I’m off to the Caml Consortium meeting in Paris to discuss the state of OCaml with the bigger industrial users!

Meanwhile, safe-string continues to improve, but more work is needed: http://obi.ocamllabs.io/triage.html Help welcome :slight_smile:

I should be ready to publish the https://github.com/avsm/ocaml-yaml bindings this week – if anyone wants to try them earlier with their projects ahead of a release, let me know :slight_smile:

3 Likes

At the 4th MirageOS hack retreat ending last week I worked on my ocaml-ssh-agent protocol implementation. This week I want to polish it some more, write some documentation, and hopefully make a release. Unfortunately I am no longer on holidays so I have less time for hacking on my (OCaml) projects :frowning:

4 Likes

After two weeks of playing with GADTs, today, I published my proof-of-concept compiler localization plugin (babilim) together with its companion compiler patch(GPR#1523) which handle the internationalization of the compiler error and warning messages. Currently, there is only a bad French translation available, but anyone willing to try its hand at another translation is more than welcome. In particular, it would be nice to check that the exposed message chunks are coarse enough to enable transtlation outside of the indo-european language family . Unfortunately, at this point, I cannot guaranteed that this work will not be in vain.

5 Likes

After an hour or three at the pub I managed to write tests and uncover some (embarrasing) bugs that I then fixed \o/ Surprisingly productive!

2 Likes

That is extremely cool, well done!

After a hectic (code-wise) week in Marrakesh for the MirageOS retreat, and after spending the weekend trying to catch up with the lost sleep, I’m now back in the trenches, trying to beat the many new ideas into existence (and shape).

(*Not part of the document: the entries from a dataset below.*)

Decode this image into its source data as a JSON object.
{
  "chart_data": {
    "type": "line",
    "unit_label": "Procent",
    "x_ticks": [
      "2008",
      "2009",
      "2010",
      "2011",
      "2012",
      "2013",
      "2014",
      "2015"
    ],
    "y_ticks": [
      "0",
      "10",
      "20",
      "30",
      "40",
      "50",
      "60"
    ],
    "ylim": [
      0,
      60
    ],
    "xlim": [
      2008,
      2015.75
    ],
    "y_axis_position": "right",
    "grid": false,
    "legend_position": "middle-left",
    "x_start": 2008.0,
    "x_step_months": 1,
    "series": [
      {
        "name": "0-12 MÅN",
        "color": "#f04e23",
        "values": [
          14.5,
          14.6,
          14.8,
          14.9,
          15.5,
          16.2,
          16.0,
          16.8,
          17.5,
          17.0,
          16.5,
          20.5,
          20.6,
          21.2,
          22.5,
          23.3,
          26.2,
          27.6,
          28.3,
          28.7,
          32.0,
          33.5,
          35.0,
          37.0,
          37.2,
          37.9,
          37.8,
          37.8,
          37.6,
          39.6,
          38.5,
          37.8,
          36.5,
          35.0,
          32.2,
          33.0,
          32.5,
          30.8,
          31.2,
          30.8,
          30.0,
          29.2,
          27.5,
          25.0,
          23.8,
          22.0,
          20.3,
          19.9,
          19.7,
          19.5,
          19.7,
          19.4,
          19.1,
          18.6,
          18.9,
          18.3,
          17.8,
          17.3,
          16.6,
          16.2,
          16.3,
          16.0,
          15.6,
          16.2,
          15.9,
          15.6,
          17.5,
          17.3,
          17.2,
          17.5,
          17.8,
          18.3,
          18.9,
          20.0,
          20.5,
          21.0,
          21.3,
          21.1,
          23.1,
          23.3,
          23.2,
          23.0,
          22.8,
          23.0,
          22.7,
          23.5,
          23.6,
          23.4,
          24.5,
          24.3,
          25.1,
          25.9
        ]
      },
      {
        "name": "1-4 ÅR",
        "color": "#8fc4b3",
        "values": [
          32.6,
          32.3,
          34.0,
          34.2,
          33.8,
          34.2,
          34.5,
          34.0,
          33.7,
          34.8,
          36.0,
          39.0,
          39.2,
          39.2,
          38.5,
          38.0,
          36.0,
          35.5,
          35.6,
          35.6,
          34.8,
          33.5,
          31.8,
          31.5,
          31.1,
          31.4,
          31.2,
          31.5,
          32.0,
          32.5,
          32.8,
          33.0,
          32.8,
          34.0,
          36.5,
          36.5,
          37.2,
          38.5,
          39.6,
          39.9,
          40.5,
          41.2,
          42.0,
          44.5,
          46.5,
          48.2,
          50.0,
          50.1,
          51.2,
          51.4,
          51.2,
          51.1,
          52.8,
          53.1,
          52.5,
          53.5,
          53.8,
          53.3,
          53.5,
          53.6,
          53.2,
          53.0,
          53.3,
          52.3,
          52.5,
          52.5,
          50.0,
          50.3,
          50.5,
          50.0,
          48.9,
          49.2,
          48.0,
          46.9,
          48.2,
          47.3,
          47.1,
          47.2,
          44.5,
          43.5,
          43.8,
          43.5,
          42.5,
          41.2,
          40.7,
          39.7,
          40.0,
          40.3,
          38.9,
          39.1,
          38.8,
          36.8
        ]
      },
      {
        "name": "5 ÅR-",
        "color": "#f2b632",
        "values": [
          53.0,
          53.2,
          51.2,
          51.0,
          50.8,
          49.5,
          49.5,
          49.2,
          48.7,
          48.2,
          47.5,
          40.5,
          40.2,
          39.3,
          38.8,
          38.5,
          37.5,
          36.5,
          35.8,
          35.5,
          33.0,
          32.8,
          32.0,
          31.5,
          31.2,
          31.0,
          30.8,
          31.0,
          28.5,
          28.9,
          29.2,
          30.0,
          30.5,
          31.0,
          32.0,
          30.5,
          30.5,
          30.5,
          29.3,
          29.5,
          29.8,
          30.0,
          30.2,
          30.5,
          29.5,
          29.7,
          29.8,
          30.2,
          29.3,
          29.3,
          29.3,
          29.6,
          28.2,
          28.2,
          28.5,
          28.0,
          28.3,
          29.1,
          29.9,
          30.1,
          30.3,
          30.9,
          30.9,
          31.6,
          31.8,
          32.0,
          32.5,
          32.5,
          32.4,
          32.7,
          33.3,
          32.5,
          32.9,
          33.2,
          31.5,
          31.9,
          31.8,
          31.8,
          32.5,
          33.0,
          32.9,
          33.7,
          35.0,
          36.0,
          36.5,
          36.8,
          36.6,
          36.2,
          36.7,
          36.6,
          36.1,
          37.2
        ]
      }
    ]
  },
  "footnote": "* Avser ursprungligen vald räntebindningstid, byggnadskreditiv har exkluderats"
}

A quick trip report (in terms of code):

  • I came to Marrakesh hoping to persuade someone else to write a Qubes-compatible password manager using my mirage-framebuffer library. When that utterly selfish quest for (feedback from) users did not seem to go so well, I started work on a library to enable said someone else to do write such an application without having to deal with cryptography and serialization. Maker and I had also had a fun night working on an example cmdliner-application using the library. The results are available here: https://github.com/cfcs/passmenage - I maintain hope that someone will take up the mantle and write the graphical application, but sadly both mirage-framebuffer and notty are lacking widget libraries, so there’s still some work to be done in this regard. Halfdan started working on sprites for a set of UI widgets that we can hopefully start using in the new year.

  • I took some time to track down a few bugs in mirage-framebuffer, most notably window resizing on the QubesOS target now works, after a lot of debugging and some helpful ideas from @yomimono .

  • Talking to Holger Levsen I was inspired to try to add handling of user-supplied rulesets to @talex5’s qubes-mirage-firewall. Again @yomimono came to the rescue :muscle: and walked me through the API jungle required to use mirage-block, and fixed a bug, so I got a basic prototype working using yojson to parse the rules. We also discussed various syntax/grammars, and hopefully we can over the next few weeks come up with something that will resemble an existing firewall system and make the users’ eyes bleed less. Having the rules specified outside of the code will enable binary distribution of the firewall, making it available to more users, and the Reproducible Builds project to cover it in their work. I intend to work more on that the coming weeks and hope to have a much nicer patchset in time for the 34th CCC at the end of the year.

  • I also had good discussions with Christiano and @reynir regarding awa-ssh and ocaml-ssh-agent and am enthusiastic about bringing that to the Qubes users in the form of a drop-in replacement for qubes-app-split-ssh in the coming year.

  • Lastly I finally got around to setting up Solo5 (with some help from @hannes), and I found my conversations with the authors (who were present) enlightening. Once I had a better understanding of the architecture and the scope of the project we talked a great deal about security, about various memory-corruption attacks & their mitigation, and I am excited about the prospect of a hardened deployment target for security-critical unikernels in the upcoming year.

It was a really nice and very productive event for me, receiving tons of good tips and participating in great conversations, and I’m eager to read about the experiences of other attendees. It was great to see old friends again, make new friends, and to put some faces to yet more github handles and email addresses. :slight_smile:

3 Likes
  1. Waiting review on extending OCaml’s open PR (is my implementation this bad?).
  2. Start working empty variants again. Discuss the possibility of empty record with yallop.
  3. Clean up some unfinished works before end of this year

Managed to implement most of the webassembly cmm backend. I still need to do more extensive testing, but it’s looking quite promising so far (famous last words). Note that this is only cmm, and does not involve linking, GC, or any other C based code. So there is still enough work beyond this. I’m also very new at this, so would love to have feedback.

And finally managed to release ocaml-gist: Ocaml-gist 0.0.1

6 Likes

I just released a candidate for Logarion which can generate static websites.